Выбрать главу

О том, что Ленский надеялся на “бессмертную семью друзей” человечества, Пушкин сообщал читателю при первом знакомстве с героем, а при прощании с ним, в XXXVIII строфе 6-й главы, намекал, что убитый сам мог войти в эту семью:

Исполня жизнь свою отравой,

Не сделав многого добра,

Увы, он мог бессмертной славой

Газет наполнить нумера.

Уча людей, мороча братий

При громе плесков иль проклятий,

Он совершить мог громкий путь,

Дабы последний раз дохнуть

В виду торжественных трофеев,

Как наш Кутузов иль Нельсон,

Иль в ссылке, как Наполеон,

Иль быть повешен, как Рылеев (стр. 612).

Беловой автограф 6-й главы не сохранился: эти строки Я. К. Грот опубликовал по копии В. Ф. Одоевского. Несомненно, однако, что его копия восходит не к черновой, а к беловой редакции (именно так ее и квалифицировал Томашев­ский). Почему же тогда одна неподцензурная характеристика Ленского перенесена из беловика в основной текст, а другая — оставлена среди рукописных вариантов? Чем это можно объяснить, кроме редакторского произвола?

 

Текстология требует особой скромности и такта; идеологическая ангажированность для нее губительна. Войдя во вкус, уже трудно остановиться: редактор, убравший барьер между собою и автором, легко распространяет самоуправство на идеологически нейтральные участки текста.

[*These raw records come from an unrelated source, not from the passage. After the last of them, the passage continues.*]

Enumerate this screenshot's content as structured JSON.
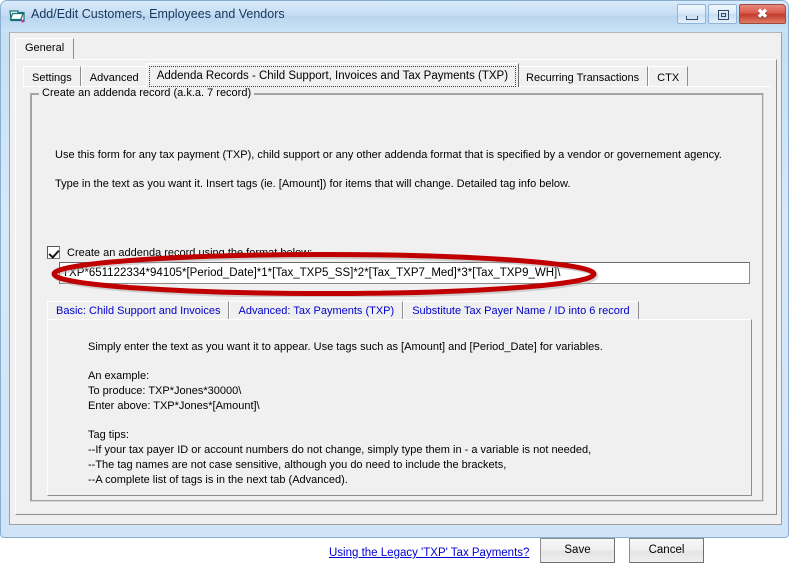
{
  "window": {
    "title": "Add/Edit Customers, Employees and Vendors",
    "icon": "window-folder-icon",
    "controls": {
      "minimize": "minimize-icon",
      "maximize": "maximize-icon",
      "close_glyph": "✖"
    }
  },
  "outer_tabs": [
    {
      "label": "General",
      "active": true
    }
  ],
  "tabs": [
    {
      "label": "Settings",
      "active": false
    },
    {
      "label": "Advanced",
      "active": false
    },
    {
      "label": "Addenda Records - Child Support, Invoices and Tax Payments (TXP)",
      "active": true
    },
    {
      "label": "Recurring Transactions",
      "active": false
    },
    {
      "label": "CTX",
      "active": false
    }
  ],
  "groupbox": {
    "title": "Create an addenda record (a.k.a. 7 record)",
    "intro_line1": "Use this form for any tax payment (TXP), child support or any other addenda format that is specified by a vendor or governement agency.",
    "intro_line2": "Type in the text as you want it.  Insert tags (ie. [Amount]) for items that will change. Detailed tag info below."
  },
  "checkbox": {
    "label": "Create an addenda record using the format below:",
    "checked": true
  },
  "addenda_field": {
    "value": "TXP*651122334*94105*[Period_Date]*1*[Tax_TXP5_SS]*2*[Tax_TXP7_Med]*3*[Tax_TXP9_WH]\\",
    "placeholder": ""
  },
  "inner_tabs": [
    {
      "label": "Basic: Child Support and Invoices",
      "active": true
    },
    {
      "label": "Advanced: Tax Payments (TXP)",
      "active": false
    },
    {
      "label": "Substitute Tax Payer Name / ID into 6 record",
      "active": false
    }
  ],
  "inner_panel": {
    "line1": "Simply enter the text as you want it to appear.  Use tags such as [Amount] and [Period_Date] for variables.",
    "example_header": "An example:",
    "example_produce": "To produce: TXP*Jones*30000\\",
    "example_enter": "Enter above: TXP*Jones*[Amount]\\",
    "tips_header": "Tag tips:",
    "tip1": "--If your tax payer ID or account numbers do not change, simply type them in - a variable is not needed,",
    "tip2": "--The tag names are not case sensitive, although you do need to include the brackets,",
    "tip3": "--A complete list of tags is in the next tab (Advanced)."
  },
  "footer": {
    "legacy_link": "Using the Legacy 'TXP' Tax Payments?",
    "save_label": "Save",
    "cancel_label": "Cancel"
  },
  "annotation": {
    "shape": "red-oval-highlight",
    "color": "#c00000"
  }
}
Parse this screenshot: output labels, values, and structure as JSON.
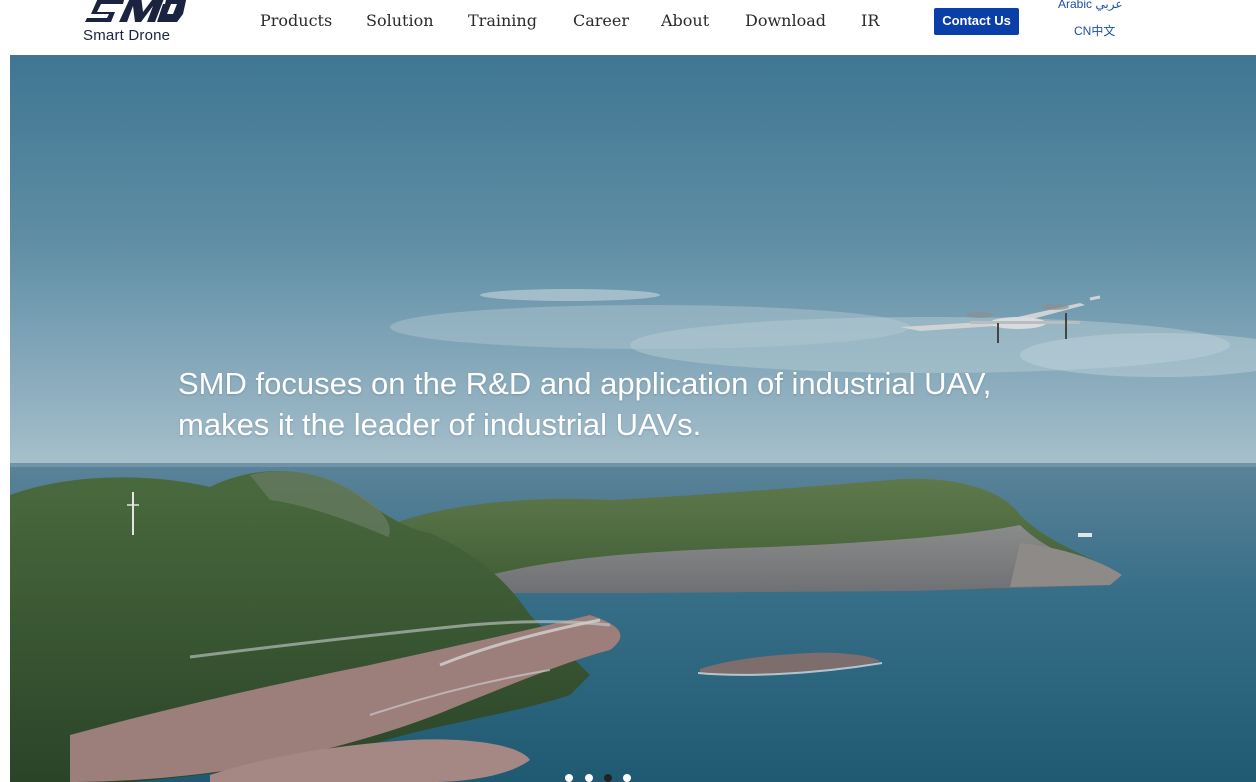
{
  "header": {
    "logo": {
      "mark_text": "SMD",
      "name": "Smart Drone",
      "color": "#1b2340"
    },
    "nav": [
      {
        "label": "Products"
      },
      {
        "label": "Solution"
      },
      {
        "label": "Training"
      },
      {
        "label": "Career"
      },
      {
        "label": "About"
      },
      {
        "label": "Download"
      },
      {
        "label": "IR"
      }
    ],
    "contact_button": {
      "label": "Contact Us",
      "color": "#0a3ea8"
    },
    "languages": [
      {
        "label": "Arabic عربي"
      },
      {
        "label": "CN中文"
      }
    ]
  },
  "hero": {
    "headline_line1": "SMD focuses on the R&D and application of industrial UAV,",
    "headline_line2": "makes it the leader of industrial UAVs.",
    "image_subject": "VTOL fixed-wing drone flying over a rocky coastal island",
    "slider": {
      "slide_count": 4,
      "active_index": 2
    }
  }
}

В предисловии к онегинскому тому академического собрания сочинений сказано, что “роман напечатан в той редакции, какая установлена <...> Пушкиным в изданиях 1833 и 1837 гг., с восстановлением пропусков, сделанных цензурой”20. Это не соответствует действительности: частично восстановлены и те пропуски, которые сделал сам автор. Я имею в виду собственные имена живых пушкинских соотечественников: в том, что некоторые их фамилии в прижизненных публикациях “Онегина” означены звездочками либо начальной буквой, нет никакой социально-политической подоплеки (с цензурным уставом пропуск личных имен связан разве лишь в том смысле, что в России, как с удовлетворением замечал Пушкин, “личность ограждена цензурою”21). Восполнив эти лакуны, редакторы деформировали и прагматику, и семантику, и синтактику литературного произведения.

В большинстве случаев имена здравствующих современников Пушкин дает прямым текстом: в стихах и примечаниях к роману упоминаются поэты, художники, актеры, рестораторы. При перифрастических упоминаниях автор разъясняет, что певец Пиров и грусти томной (3, XXX) — это Е. А. Баратын­ский (примеч. 22), а поэт, который роскошным слогом / Живописал нам первый снег (5, III), — это князь Вяземский (примеч. 27). Однако исторические лица именуются полностью, если речь идет о публичной стороне их деятельности; как только тот или иной современник выступает на страницах романа в качестве частного лица, поэт прибегает к звездочкам и инициалам: Онегин Къ Talon помчался: онъ увЅренъ, / Что тамъ ужъ ждетъ его ***; Второй *** , мой Евгенiй, / Боясь ревнивыхъ осужденiй, / Въ своей одеждЅ былъ педантъ / И то, что мы назвали франтъ; свои стихи Ленский читает вслухъ, въ лирическомъ жару, / Какъ Д. пьяный на пиру; У скучной тетки Таню встрЅтя, / Къ ней какъ-то В.... подсЅлъ / И душу ей занять успЅлъ 22.

Вставляя в текст имена Каверина (1, XVI) и Чаадаева (1, XXV), раскрывая инициалы Дельвига (6, XX) и Вяземского (7, XLIX), редакторы покусились на заложенное Пушкиным расслоение читательской аудитории: с одной стороны, узкий круг посвященных, с другой — те, “которые чувствовали <...> намек, но расшифровать его не могли”23. Но главное, пожалуй, в другом: в своей заботе о “полноте” художественного впечатления текстологи заставили Пушкина совершать в глазах потомков поступки, которых он не делал и которые для него были этически неприемлемы. “Любезный Иван Ермолаевич, — писал Пушкин И. Е. Великопольскому в марте 1828 года. — Булгарин показал мне очень милые ваши стансы ко мне в ответ на мою шутку. Он сказал мне, что цензура не пропускает их, как личность, без моего согласия. К сожалению я не мог со­гласиться.